ЭРНЕСТ. Неужели вы и вправду так считаете?
ДЖИЛБЕРТ. А что вас удивляет? Не в одном лишь искусстве материальное становится духовным. В любой области жизни форма – начало вещей. Платон говорит, что ритмичные, согласованные движения в танце сообщают гармонию, ритмичность и жизни духа. Формы суть пища веры, воскликнул Ньюмен в одну из тех своих минут полной искренности, которые так в нем восхищают, давая почувствовать, кто он на самом деле. И он был прав, хотя, наверное, и не понимал, до чего он ужасающе прав. В заповеди верят не оттого, что они разумны, а оттого, что их часто повторяют. Да, Форма – это все. В ней тайна жизни. Сумейте выразить свою печаль, и она станет вашей отрадой. Сумейте выразить радость, и она многократно возрастет. Вам хочется испытать любовь? Пускайте в ход привычный словарь любви, и слова создадут то чувство, которое для непосвященных будто бы потребовало таких слов. Вам гложет сердце тоска? Погрузитесь в глубины ее лексики, учитесь говорить о ней у принца Гамлета и королевы Констанс, и вы удостоверитесь, что целительна сама способность ее выразить и что Форма, рождая страсть, убивает боль. Так вот, возвращаясь к Искусству, – не что иное, как Форма, создает и критический склад ума, и даже художественный инстинкт, эту никогда не изменяющую способность воспринимать все на свете под знаком красоты. Научитесь поклоняться Форме, и не будет в искусстве такой тайны, которая вам осталась бы недоступной, да еще хорошенько запомните, что и в критике, и в творчестве все решает душевный настрой и что художественные школы, существовавшие в истории, следует сближать не по эпохам, а по характерным чертам духовности, привлекавшим каждую из них.
ЭРНЕСТ. Ваши мысли о воспитании великолепны. Только сумеет ли ваш критик, сформировавшийся в самой изысканной среде, хоть отчасти влиять на искусство? Вы в самом деле думаете, что был хоть один художник, всерьез прислушивавшийся к критике?

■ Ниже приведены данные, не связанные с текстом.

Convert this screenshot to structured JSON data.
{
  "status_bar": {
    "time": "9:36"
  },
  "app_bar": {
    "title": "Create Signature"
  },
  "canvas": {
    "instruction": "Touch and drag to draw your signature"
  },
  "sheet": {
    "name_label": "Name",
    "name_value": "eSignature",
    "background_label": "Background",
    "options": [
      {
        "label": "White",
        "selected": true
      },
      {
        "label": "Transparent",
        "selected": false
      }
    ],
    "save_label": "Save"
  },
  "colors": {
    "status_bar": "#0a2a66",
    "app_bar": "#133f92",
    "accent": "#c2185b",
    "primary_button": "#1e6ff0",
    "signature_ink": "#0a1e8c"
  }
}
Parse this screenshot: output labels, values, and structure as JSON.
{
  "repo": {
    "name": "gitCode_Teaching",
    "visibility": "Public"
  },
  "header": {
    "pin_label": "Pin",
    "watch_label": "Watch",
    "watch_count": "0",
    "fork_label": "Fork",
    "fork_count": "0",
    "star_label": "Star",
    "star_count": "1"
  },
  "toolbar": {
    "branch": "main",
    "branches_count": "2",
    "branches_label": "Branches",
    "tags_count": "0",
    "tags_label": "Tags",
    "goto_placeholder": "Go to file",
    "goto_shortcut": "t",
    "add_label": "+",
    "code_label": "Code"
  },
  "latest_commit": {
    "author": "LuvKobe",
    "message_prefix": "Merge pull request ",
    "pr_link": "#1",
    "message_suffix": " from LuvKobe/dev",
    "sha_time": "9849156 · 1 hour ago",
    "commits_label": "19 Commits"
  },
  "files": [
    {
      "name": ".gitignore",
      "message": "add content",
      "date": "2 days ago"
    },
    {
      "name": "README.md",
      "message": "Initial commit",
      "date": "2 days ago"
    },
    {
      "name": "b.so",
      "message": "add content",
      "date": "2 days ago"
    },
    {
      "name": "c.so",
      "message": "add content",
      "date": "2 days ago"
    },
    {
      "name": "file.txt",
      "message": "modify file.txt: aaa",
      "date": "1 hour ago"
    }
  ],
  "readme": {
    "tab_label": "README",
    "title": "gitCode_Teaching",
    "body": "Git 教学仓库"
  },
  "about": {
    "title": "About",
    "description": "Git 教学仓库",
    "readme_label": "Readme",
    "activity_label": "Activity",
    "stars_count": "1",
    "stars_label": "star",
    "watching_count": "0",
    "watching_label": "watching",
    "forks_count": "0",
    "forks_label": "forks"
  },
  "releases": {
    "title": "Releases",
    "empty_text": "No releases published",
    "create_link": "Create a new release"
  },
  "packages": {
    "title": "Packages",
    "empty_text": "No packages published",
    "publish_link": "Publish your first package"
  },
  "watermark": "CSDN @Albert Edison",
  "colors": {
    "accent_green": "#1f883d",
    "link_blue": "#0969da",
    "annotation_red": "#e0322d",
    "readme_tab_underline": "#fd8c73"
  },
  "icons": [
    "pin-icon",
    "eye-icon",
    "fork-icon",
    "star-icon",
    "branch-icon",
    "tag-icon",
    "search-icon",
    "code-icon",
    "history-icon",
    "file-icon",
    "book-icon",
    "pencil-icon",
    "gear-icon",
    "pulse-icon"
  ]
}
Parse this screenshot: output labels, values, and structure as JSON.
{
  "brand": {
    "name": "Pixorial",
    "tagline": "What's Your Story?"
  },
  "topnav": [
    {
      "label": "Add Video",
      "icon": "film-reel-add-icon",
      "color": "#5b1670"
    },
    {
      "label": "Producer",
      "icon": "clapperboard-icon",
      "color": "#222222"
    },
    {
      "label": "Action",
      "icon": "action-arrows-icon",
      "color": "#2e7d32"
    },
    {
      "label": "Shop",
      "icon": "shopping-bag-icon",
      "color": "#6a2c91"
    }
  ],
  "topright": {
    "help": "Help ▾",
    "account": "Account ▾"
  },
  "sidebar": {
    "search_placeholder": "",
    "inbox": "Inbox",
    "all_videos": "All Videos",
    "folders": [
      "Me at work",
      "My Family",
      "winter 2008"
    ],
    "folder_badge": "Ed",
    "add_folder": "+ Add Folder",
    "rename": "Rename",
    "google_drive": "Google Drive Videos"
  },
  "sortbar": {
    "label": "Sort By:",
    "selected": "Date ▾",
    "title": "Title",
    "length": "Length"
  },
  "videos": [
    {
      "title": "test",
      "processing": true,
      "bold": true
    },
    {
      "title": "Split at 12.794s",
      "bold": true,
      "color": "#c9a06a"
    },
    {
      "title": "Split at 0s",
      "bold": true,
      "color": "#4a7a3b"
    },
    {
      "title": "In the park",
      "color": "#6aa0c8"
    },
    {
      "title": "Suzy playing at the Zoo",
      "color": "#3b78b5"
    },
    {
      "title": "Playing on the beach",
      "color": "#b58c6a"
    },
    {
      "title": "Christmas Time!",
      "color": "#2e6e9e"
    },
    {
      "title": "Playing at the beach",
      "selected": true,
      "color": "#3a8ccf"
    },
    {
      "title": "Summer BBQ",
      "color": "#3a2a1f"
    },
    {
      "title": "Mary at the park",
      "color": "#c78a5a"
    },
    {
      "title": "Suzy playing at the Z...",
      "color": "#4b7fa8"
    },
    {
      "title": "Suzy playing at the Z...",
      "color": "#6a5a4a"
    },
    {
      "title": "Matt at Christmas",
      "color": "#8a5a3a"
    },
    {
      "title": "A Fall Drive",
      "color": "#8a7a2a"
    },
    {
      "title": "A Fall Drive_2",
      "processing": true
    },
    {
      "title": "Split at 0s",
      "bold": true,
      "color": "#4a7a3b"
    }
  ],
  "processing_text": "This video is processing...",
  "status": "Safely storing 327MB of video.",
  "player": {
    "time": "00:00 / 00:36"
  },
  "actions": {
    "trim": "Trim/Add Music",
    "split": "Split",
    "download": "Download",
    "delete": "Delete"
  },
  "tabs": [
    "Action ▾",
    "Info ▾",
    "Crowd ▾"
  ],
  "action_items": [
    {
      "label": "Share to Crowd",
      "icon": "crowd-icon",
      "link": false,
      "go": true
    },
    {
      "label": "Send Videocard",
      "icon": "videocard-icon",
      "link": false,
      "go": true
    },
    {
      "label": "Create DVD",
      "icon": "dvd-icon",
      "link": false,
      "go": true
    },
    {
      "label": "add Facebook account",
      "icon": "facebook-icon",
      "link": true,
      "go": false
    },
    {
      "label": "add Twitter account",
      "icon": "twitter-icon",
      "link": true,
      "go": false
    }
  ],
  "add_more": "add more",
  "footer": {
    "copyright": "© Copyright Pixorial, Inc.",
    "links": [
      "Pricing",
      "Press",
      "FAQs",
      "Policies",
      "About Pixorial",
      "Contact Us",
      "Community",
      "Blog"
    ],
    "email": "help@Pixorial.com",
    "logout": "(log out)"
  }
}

ДЖИЛБЕРТ. Критик воздействует самим фактом своего существования. Он представляет мысль в ее безукоризненной выверенности. В нем культура эпохи находит свое высшее осуществление. Нельзя требовать, чтоб он ставил перед собою иные цели, кроме самосовершенствования. Хорошо сказано: потребность интеллекта лишь в том, чтобы ощущать себя живым. У критика вполне возможно желание влиять непосредственно, только тогда уже не на отдельную личность, а на все свое время, которое он будет стремиться пробудить к сознательной жизни и тем самым к творчеству, воплощающему в себе новые устремления и запросы, которые критик глубже всего постиг благодаря особой остроте своего зрения и тонкости своих переживаний. Искусство, которое мы видим сегодня, будет его интересовать меньше, чем искусство завтрашнего дня, и еще гораздо меньше, чем искусство прошедшего, ибо те, кто возделывает художественную ниву в наш век, право же, немногого стоят. Конечно, они стараются изо всех сил, и в результате мы получаем все самое худшее, что только возможно в искусстве. Худшее всегда ведь увенчивает собой самые благие побуждения. И кроме того, дорогой мой Эрнест, если человек достиг сорока и сделался королевским академиком, членом клуба «Атенеум», признанным и читаемым романистом, на чьи книги велик спрос в пригородных железнодорожных киосках, то, может быть, и занятно развенчать его мнимое значение, но пытаться его переделать бессмысленно и скучно. Для него самого так лучше – я не сомневаюсь, что вытерпеть наказание не так болезненно, как снести переделку, представляющую собой то же наказание в наиболее усугубленной моральной форме; кстати, вот почему в нашем обществе совершенно не умеют возвращать к нормальной жизни закоренелых преступников, которые весьма интересны как явление.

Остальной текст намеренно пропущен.